北朝鮮では5月16日午後6時までの一日で、新たに26万9500人余りに発熱の症状が確認され、4月下旬以降の累計は148万3000人余りに上っていて、新型コロナウイルスによるとみられる発熱者が相次いでいます。

5月17日付けの朝鮮労働党機関紙「労働新聞」は、キム・ジョンウン(金正恩)総書記の特別命令を受けて、首都ピョンヤンに投入される軍医らが5月16日、決起集会を行ったあと、市内のすべての薬局に展開して24時間態勢での医薬品の供給を開始したと伝えました。

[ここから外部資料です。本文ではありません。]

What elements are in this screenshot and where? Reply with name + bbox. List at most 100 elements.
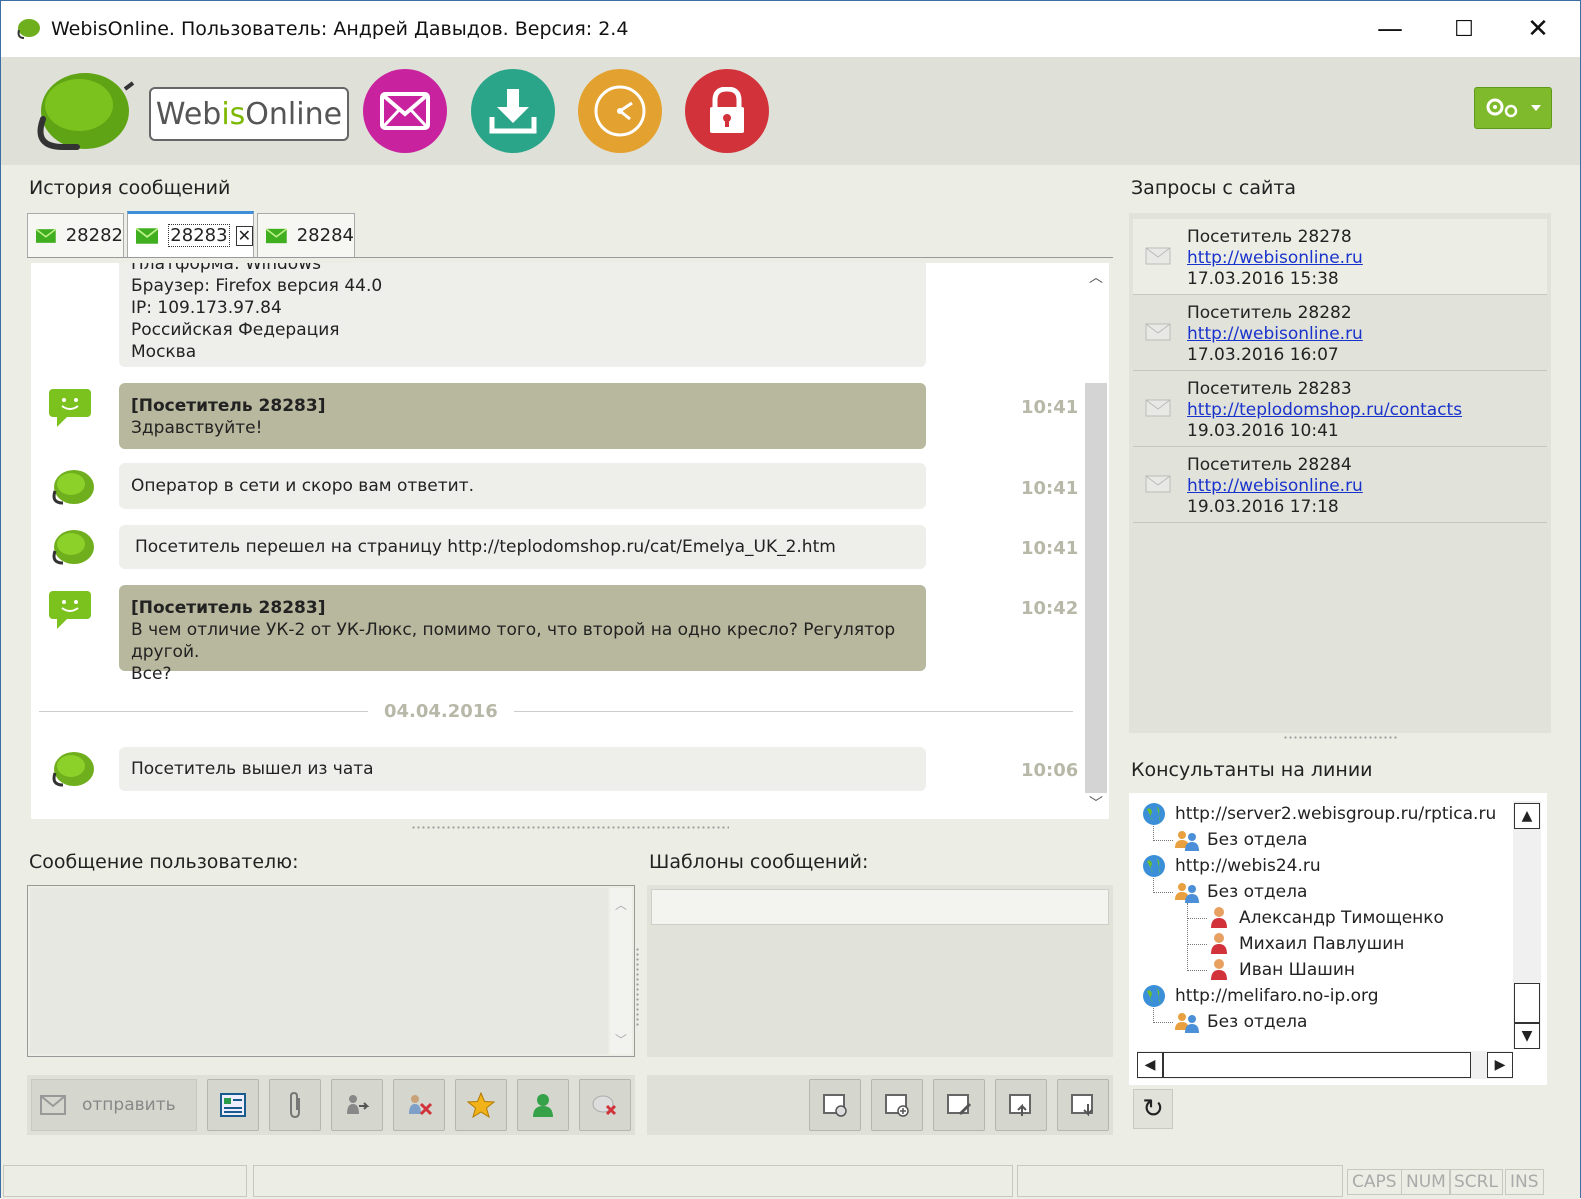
status-panel [253, 1165, 1013, 1197]
ban-visitor-button[interactable] [393, 1079, 445, 1131]
tree-group[interactable]: Без отдела [1173, 1009, 1307, 1035]
tree-site[interactable]: http://server2.webisgroup.ru/rptica.ru [1141, 801, 1496, 827]
scroll-up-icon[interactable]: ▲ [1514, 803, 1540, 829]
templates-label: Шаблоны сообщений: [649, 851, 869, 873]
users-group-icon [1175, 831, 1199, 851]
attach-button[interactable] [269, 1079, 321, 1131]
visitor-chat-icon [49, 389, 91, 427]
tab-28283[interactable]: 28283 ✕ [127, 211, 254, 257]
remove-user-icon [409, 1095, 433, 1116]
request-url-link[interactable]: http://webisonline.ru [1187, 248, 1363, 268]
request-item[interactable]: Посетитель 28284 http://webisonline.ru 1… [1133, 447, 1547, 523]
scroll-thumb[interactable] [1085, 383, 1107, 793]
chat-message: Посетитель вышел из чата [119, 747, 926, 791]
message-time: 10:06 [1021, 760, 1079, 781]
scroll-thumb[interactable] [1163, 1052, 1471, 1078]
scroll-thumb[interactable] [1514, 983, 1540, 1023]
scroll-down-icon[interactable]: ▼ [1514, 1023, 1540, 1049]
tree-consultant[interactable]: Михаил Павлушин [1209, 931, 1404, 957]
logo-text: Web is Online [149, 87, 349, 141]
scrl-indicator: SCRL [1449, 1169, 1503, 1195]
message-input[interactable] [30, 888, 608, 1054]
transfer-button[interactable] [331, 1079, 383, 1131]
compose-label: Сообщение пользователю: [29, 851, 299, 873]
template-up-button[interactable] [995, 1079, 1047, 1131]
templates-input[interactable] [651, 889, 1109, 925]
tree-site[interactable]: http://webis24.ru [1141, 853, 1321, 879]
chat-history[interactable]: Платформа: Windows Браузер: Firefox верс… [31, 263, 1083, 819]
globe-icon [1143, 985, 1165, 1007]
users-group-icon [1175, 883, 1199, 903]
template-insert-button[interactable] [809, 1079, 861, 1131]
request-url-link[interactable]: http://webisonline.ru [1187, 476, 1363, 496]
request-item[interactable]: Посетитель 28282 http://webisonline.ru 1… [1133, 295, 1547, 371]
user-info-button[interactable] [517, 1079, 569, 1131]
refresh-button[interactable]: ↻ [1133, 1089, 1173, 1129]
consultants-tree[interactable]: http://server2.webisgroup.ru/rptica.ru Б… [1129, 793, 1547, 1085]
messages-button[interactable] [363, 69, 447, 153]
compose-toolbar: отправить [27, 1075, 635, 1135]
tree-consultant[interactable]: Александр Тимощенко [1209, 905, 1444, 931]
chat-scrollbar[interactable]: ︿ ﹀ [1083, 263, 1109, 819]
settings-button[interactable] [1474, 87, 1552, 129]
template-edit-button[interactable] [933, 1079, 985, 1131]
lock-icon [710, 87, 744, 133]
history-label: История сообщений [29, 177, 231, 199]
status-bar: CAPS NUM SCRL INS [1, 1163, 1580, 1199]
tab-28282[interactable]: 28282 [27, 213, 124, 257]
close-button[interactable]: ✕ [1501, 1, 1575, 57]
visitor-card-button[interactable] [207, 1079, 259, 1131]
envelope-icon [1145, 475, 1171, 493]
request-url-link[interactable]: http://webisonline.ru [1187, 324, 1363, 344]
chat-message: [Посетитель 28283] Здравствуйте! [119, 383, 926, 449]
window-icon [823, 1094, 847, 1117]
maximize-button[interactable]: ☐ [1427, 1, 1501, 57]
splitter-handle[interactable] [411, 825, 729, 831]
scroll-down-icon[interactable]: ﹀ [1083, 793, 1109, 817]
envelope-icon [380, 92, 430, 130]
operator-avatar-icon [52, 752, 94, 787]
download-icon [489, 89, 537, 134]
splitter-handle[interactable] [1283, 735, 1399, 741]
download-button[interactable] [471, 69, 555, 153]
envelope-icon [266, 227, 287, 243]
scroll-left-icon[interactable]: ◀ [1137, 1052, 1163, 1078]
template-down-button[interactable] [1057, 1079, 1109, 1131]
tree-vertical-scrollbar[interactable]: ▲ ▼ [1513, 801, 1541, 1049]
tree-group[interactable]: Без отдела [1173, 879, 1307, 905]
requests-label: Запросы с сайта [1131, 177, 1297, 199]
visitor-chat-icon [49, 591, 91, 629]
scroll-right-icon[interactable]: ▶ [1487, 1052, 1513, 1078]
envelope-icon [1145, 247, 1171, 265]
history-button[interactable] [578, 69, 662, 153]
request-url-link[interactable]: http://teplodomshop.ru/contacts [1187, 400, 1462, 420]
tree-group[interactable]: Без отдела [1173, 827, 1307, 853]
tree-consultant[interactable]: Иван Шашин [1209, 957, 1355, 983]
request-item[interactable]: Посетитель 28278 http://webisonline.ru 1… [1133, 219, 1547, 295]
templates-panel [647, 885, 1113, 1057]
minimize-button[interactable]: — [1353, 1, 1427, 57]
close-chat-button[interactable] [579, 1079, 631, 1131]
operator-avatar-icon [52, 470, 94, 505]
tab-28284[interactable]: 28284 [257, 213, 355, 257]
message-input-scrollbar[interactable]: ︿ ﹀ [610, 888, 632, 1054]
favorite-button[interactable] [455, 1079, 507, 1131]
clock-icon [594, 85, 646, 137]
request-item[interactable]: Посетитель 28283 http://teplodomshop.ru/… [1133, 371, 1547, 447]
splitter-handle-vertical[interactable] [635, 947, 641, 1027]
tree-site[interactable]: http://melifaro.no-ip.org [1141, 983, 1379, 1009]
scroll-up-icon[interactable]: ︿ [1083, 267, 1109, 291]
consultant-icon [1211, 907, 1227, 928]
template-add-button[interactable] [871, 1079, 923, 1131]
consultants-label: Консультанты на линии [1131, 759, 1373, 781]
send-button[interactable]: отправить [31, 1079, 197, 1131]
message-time: 10:42 [1021, 598, 1079, 619]
chat-message: Посетитель перешел на страницу http://te… [119, 525, 926, 569]
lock-button[interactable] [685, 69, 769, 153]
tab-close-icon[interactable]: ✕ [235, 225, 253, 246]
status-panel [1017, 1165, 1343, 1197]
envelope-icon [1145, 323, 1171, 341]
tree-horizontal-scrollbar[interactable]: ◀ ▶ [1137, 1051, 1513, 1079]
title-bar: WebisOnline. Пользователь: Андрей Давыдо… [1, 1, 1580, 57]
envelope-icon [1145, 399, 1171, 417]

一方、消息筋がNHKの取材に対し明らかにしたところによりますと、北朝鮮国営のコリョ(高麗)航空のイリューシン76型輸送機3機が5月16日午前、中国東北部・瀋陽の空港に着陸し、その日の午後に北朝鮮へ戻ったことが確認され、中国から医薬品を搬入したとみられるということです。

イリューシン76型輸送機は、かつてキム総書記が米朝首脳会談に出席した際などに専用車を運ぶのにも使われました。

キム総書記は感染を徹底して抑え込む「ゼロコロナ」政策を進める中国を見習うよう指示していて、北朝鮮の医療体制がぜい弱で医薬品が不足していると言われる中、後ろ盾の中国の支援を仰いだとみられます。

ただWHO=世界保健機関は5月16日の声明で、北朝鮮では新型コロナウイルスのワクチンの接種が始まっていないとして「早急に適切な対策を講じなければウイルスが急速に広がるおそれがある」と懸念を示しています。